La protesta del Silb-Fipe Confcommercio della provincia di Taranto
pubblicato il 17 Giugno 2021, 18:30
3 mins

Il settore dello spettacolo e dell’intrattenimento musicale, è quasi completamento fermo dal febbraio 2020, sebbene dia lavoro ad oltre 100.000 persone, e rappresenti – subito dopo il turismo balneare- il più importante attrattore per il comparto del turismo estivo pugliese.

“In questi 15 mesi di pandemia – afferma Gianluca Piotti, presidente per la provincia di Taranto del Silb-Fipe Confcommercio – abbiamo stretto i denti e, salvo una breve parentesi, chiuso tutti i nostri locali e le nostre attività causando – nei fatti – l’azzeramento dei fatturati delle nostre imprese pur di osservare le disposizioni anti-Covid. Oggi assistiamo increduli, oltre che al danno anche alla beffa, generata dal dilagare, con l’inizio dell’estate, delle attività da ballo abusive effettuate in luoghi e situazioni completamente prive delle necessarie autorizzazioni, delle attrezzature, dell’organizzazione ed il personale esperto ed addestrato per assicurare la dovuta sicurezza. Manca insomma il primo controllo assicurato dal personale delle discoteche; queste situazioni abusive si svolgono nella sprezzante violazione delle disposizioni legate al contenimento del Covid”.

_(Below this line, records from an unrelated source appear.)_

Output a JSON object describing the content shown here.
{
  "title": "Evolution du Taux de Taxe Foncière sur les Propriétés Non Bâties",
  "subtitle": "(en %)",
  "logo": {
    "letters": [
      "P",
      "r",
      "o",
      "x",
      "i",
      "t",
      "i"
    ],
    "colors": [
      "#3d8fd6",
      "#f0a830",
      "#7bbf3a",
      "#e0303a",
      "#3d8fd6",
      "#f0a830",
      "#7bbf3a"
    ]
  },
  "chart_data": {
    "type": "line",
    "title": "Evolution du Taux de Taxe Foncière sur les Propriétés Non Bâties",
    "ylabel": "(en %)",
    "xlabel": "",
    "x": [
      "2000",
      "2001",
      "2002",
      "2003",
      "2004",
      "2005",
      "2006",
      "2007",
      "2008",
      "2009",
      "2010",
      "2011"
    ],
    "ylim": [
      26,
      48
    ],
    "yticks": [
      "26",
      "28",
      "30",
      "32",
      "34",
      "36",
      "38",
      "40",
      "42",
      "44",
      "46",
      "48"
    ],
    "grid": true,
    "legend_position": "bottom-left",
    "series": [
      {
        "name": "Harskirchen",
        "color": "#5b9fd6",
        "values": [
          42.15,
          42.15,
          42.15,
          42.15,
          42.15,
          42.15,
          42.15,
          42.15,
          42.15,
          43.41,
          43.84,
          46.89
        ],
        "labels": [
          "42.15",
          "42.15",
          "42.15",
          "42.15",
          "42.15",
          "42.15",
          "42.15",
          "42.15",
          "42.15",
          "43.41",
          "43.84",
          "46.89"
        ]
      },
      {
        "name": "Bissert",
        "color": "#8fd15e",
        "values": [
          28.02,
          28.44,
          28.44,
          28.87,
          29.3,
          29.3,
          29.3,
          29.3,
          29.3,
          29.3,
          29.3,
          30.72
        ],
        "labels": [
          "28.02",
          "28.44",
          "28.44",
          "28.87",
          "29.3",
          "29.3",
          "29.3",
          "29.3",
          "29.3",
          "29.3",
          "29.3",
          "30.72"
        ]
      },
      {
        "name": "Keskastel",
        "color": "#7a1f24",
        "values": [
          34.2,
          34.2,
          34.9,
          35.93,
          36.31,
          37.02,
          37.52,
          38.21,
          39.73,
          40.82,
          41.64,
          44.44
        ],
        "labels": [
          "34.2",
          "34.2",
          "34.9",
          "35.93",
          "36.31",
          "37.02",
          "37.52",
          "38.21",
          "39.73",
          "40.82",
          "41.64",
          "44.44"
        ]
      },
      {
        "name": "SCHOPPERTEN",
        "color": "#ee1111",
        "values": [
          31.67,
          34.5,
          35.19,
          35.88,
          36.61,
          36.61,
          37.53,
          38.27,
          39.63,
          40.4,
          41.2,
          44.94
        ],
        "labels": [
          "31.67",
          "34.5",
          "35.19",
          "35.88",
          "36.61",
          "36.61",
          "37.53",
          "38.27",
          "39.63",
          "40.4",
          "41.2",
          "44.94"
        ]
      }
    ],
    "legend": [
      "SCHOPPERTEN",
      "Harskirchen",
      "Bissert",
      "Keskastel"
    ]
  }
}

Balli di gruppo praticamente dappertutto: nei pubblici esercizi, in spiaggia, in piazza, il tutto senza il benché minimo controllo. La denuncia è del presidente nazionale di Silb-Fipe Confcommercio Maurizio Pasca: “Di riaprire non se ne parla e, intanto, si balla ovunque meno che in discoteca. Qualcuno, prima o poi, dovrà spiegarci che criteri ci sono dietro certe scelte che, oltre a condannare un settore intero a morte certa, favoriscono un pericoloso e dilagante abusivismo!”.

Le immagini di feste e serate con ballo inondano la rete e provocano rabbia tra gli operatori se si considera che le imprese del settore sono ferme ormai da 15 mesi! Il SILB ricorda che esiste un protocollo di sicurezza già condiviso con le autorità competenti e su cui si attende ancora un riscontro, ed intanto in mancanza di regole vengono meno i controlli. Quei controlli che, invece, potrebbero essere garantiti dal personale addestrato delle discoteche.

“E’ necessario programmare una ripartenza a strettissimo giro – evidenzia Pasca – già dai primissimi giorni di luglio. Bisogna individuare una data precisa e dare la possibilità alle imprese di organizzare attività che hanno bisogno di programmazione. Le discoteche non si accendono e spengono con un interruttore. Speriamo che qualcuno prima o poi lo capisca, e speriamo che non sia troppo tardi!”.